Elegant Wedding Favors If Budget Allows

13. Limoncello or Specialty Liqueur Mini Bottles

Bottles of drink and cookies decorated with blue ribbons.

Cost: $4 to $7 per bottle. Mini bottles of limoncello, amaretto, or a locally made spirit feel like a real gift. This is especially true at a dinner reception where guests are already in that warm, relaxed headspace. Source from a local distillery if you can. Many will do custom labels for bulk orders and the price often evens out compared to mass market options. These go home. Every time.

14. Succulent Favors

green and purple flower petals

Cost: $2 to $5 per plant when you buy in bulk from a wholesale grower like The Succulent Source. Succulents look beautiful on a table, are a legitimate plant that people keep alive, and work really well for outdoor or garden themed weddings. The downside: they’re a bit awkward for guests who flew in. If most of your guests are local, this is a winner. If half are traveling with carry-on only, reconsider. Fragile things and airplanes are a bad combination.


What to Skip (And Why)

A few honest opinions after spending way too many hours in the wedding favor rabbit hole. Bubbles get left behind almost universally. Coasters with your wedding date on them end up in garage sales. Photo frame magnets, bottle openers with your monogram, and “custom” anything that’s actually just a mass-produced item with a sticker on it tend to feel exactly like what they are. Guests can tell the difference between a favor that was chosen and a favor that was obligatory.

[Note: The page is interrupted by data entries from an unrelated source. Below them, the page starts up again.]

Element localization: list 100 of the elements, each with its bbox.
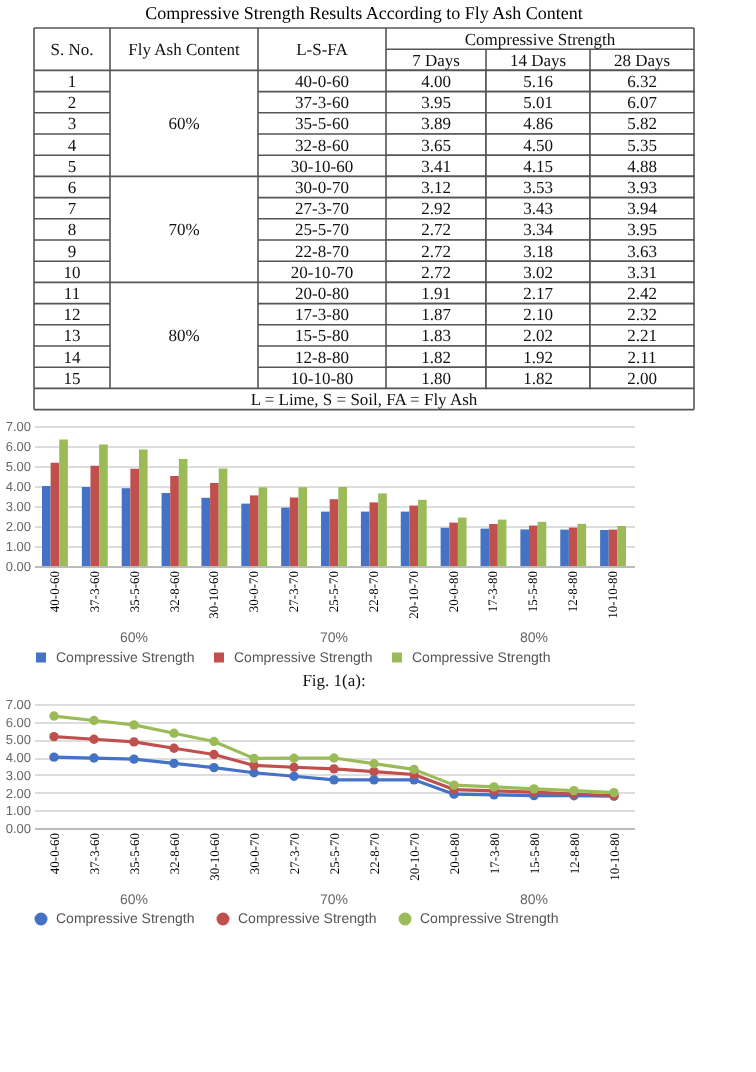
bar [449,522,458,566]
text: 80% [168,325,200,346]
data-label: 2.00 [627,367,657,388]
point [49,731,59,742]
data-label: 3.95 [627,219,657,240]
data-label: 1.92 [523,346,553,367]
bar [537,521,547,566]
bar [520,529,530,566]
data-label: 2.72 [421,219,451,240]
data-label: 2.32 [627,304,657,325]
bar [130,468,139,566]
data-label: 3.41 [421,155,451,176]
bar [409,505,419,566]
bar [81,487,91,566]
data-label: 2.21 [627,325,657,346]
point [449,780,459,790]
data-label: 1.87 [421,304,451,325]
point [169,758,179,769]
data-label: 2.11 [627,346,657,367]
point [129,754,139,764]
point [209,762,219,773]
text: 70% [168,219,200,240]
bar [369,502,379,566]
bar [258,487,268,566]
data-label: 3.94 [627,198,659,219]
y-tick-label: 20-0-80 [295,283,349,303]
bar [568,527,578,566]
data-label: 3.53 [523,177,553,197]
y2-tick-label: 10 [63,261,81,282]
data-label: 5.82 [627,113,657,134]
point [49,711,59,721]
data-label: 2.92 [421,198,451,219]
bar [400,511,410,566]
data-label: 1.82 [523,367,553,388]
bar [161,493,171,566]
data-label: 1.91 [421,283,451,303]
bar [329,499,339,566]
bar [138,449,148,566]
data-label: 2.72 [421,240,451,261]
bar [249,495,259,566]
data-label: 3.63 [627,240,657,261]
y-tick-label: 35-5-60 [295,113,349,134]
bar [90,465,100,566]
point [89,734,99,744]
data-label: 5.35 [627,134,657,155]
x-tick-label: 14 Days [509,49,567,70]
y2-tick-label: 15 [63,367,81,388]
data-label: 4.00 [421,71,451,91]
data-label: 3.43 [523,198,553,219]
data-label: 3.95 [421,92,451,113]
data-label: 6.07 [627,92,657,113]
y2-tick-label: 14 [63,346,82,367]
bar [378,493,387,566]
y2-tick-label: 6 [67,177,77,197]
bar [600,530,609,566]
bar [289,497,299,566]
bar [457,517,467,566]
text: 60% [168,113,200,134]
bar [560,529,569,566]
bar [218,468,228,566]
y-tick-label: 30-0-70 [295,177,349,197]
y-tick-label: 17-3-80 [295,304,349,325]
point [329,764,339,774]
point [129,737,139,747]
x-tick-label: 28 Days [613,49,671,70]
y2-tick-label: 8 [67,219,77,240]
y-tick-label: 10-10-80 [290,367,354,388]
data-label: 3.65 [421,134,451,155]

And here’s the thing: it is completely okay to skip favors entirely. A genuinely great late-night food surprise, a stunning dessert table, or a thoughtful donation to a cause you care about will do more for your guests than a tiny tin of mints on their plate. If your budget is tight, feed them well and call it a day. That’s the favor they’ll remember.


The Honest Rule Before You Buy Anything

Ask yourself one question: would I take this home from someone else’s wedding? If the answer is any version of “ehhhh maybe,” put it down. The favors guests keep are edible, drinkable, or genuinely useful. That’s really the whole list. Everything else is a gamble.

Budget-wise, The Knot puts the average couple’s spend at around $460 total on favors and gifts. That works out to roughly $3 to $5 per guest for a 100-person wedding. You can absolutely do it for $1 to $2 per person with smart DIY choices. You can also spend $8 to $10 per person on something stunning. Both are valid. What’s not valid is spending $6 per person on something that ends up in the venue’s trash can.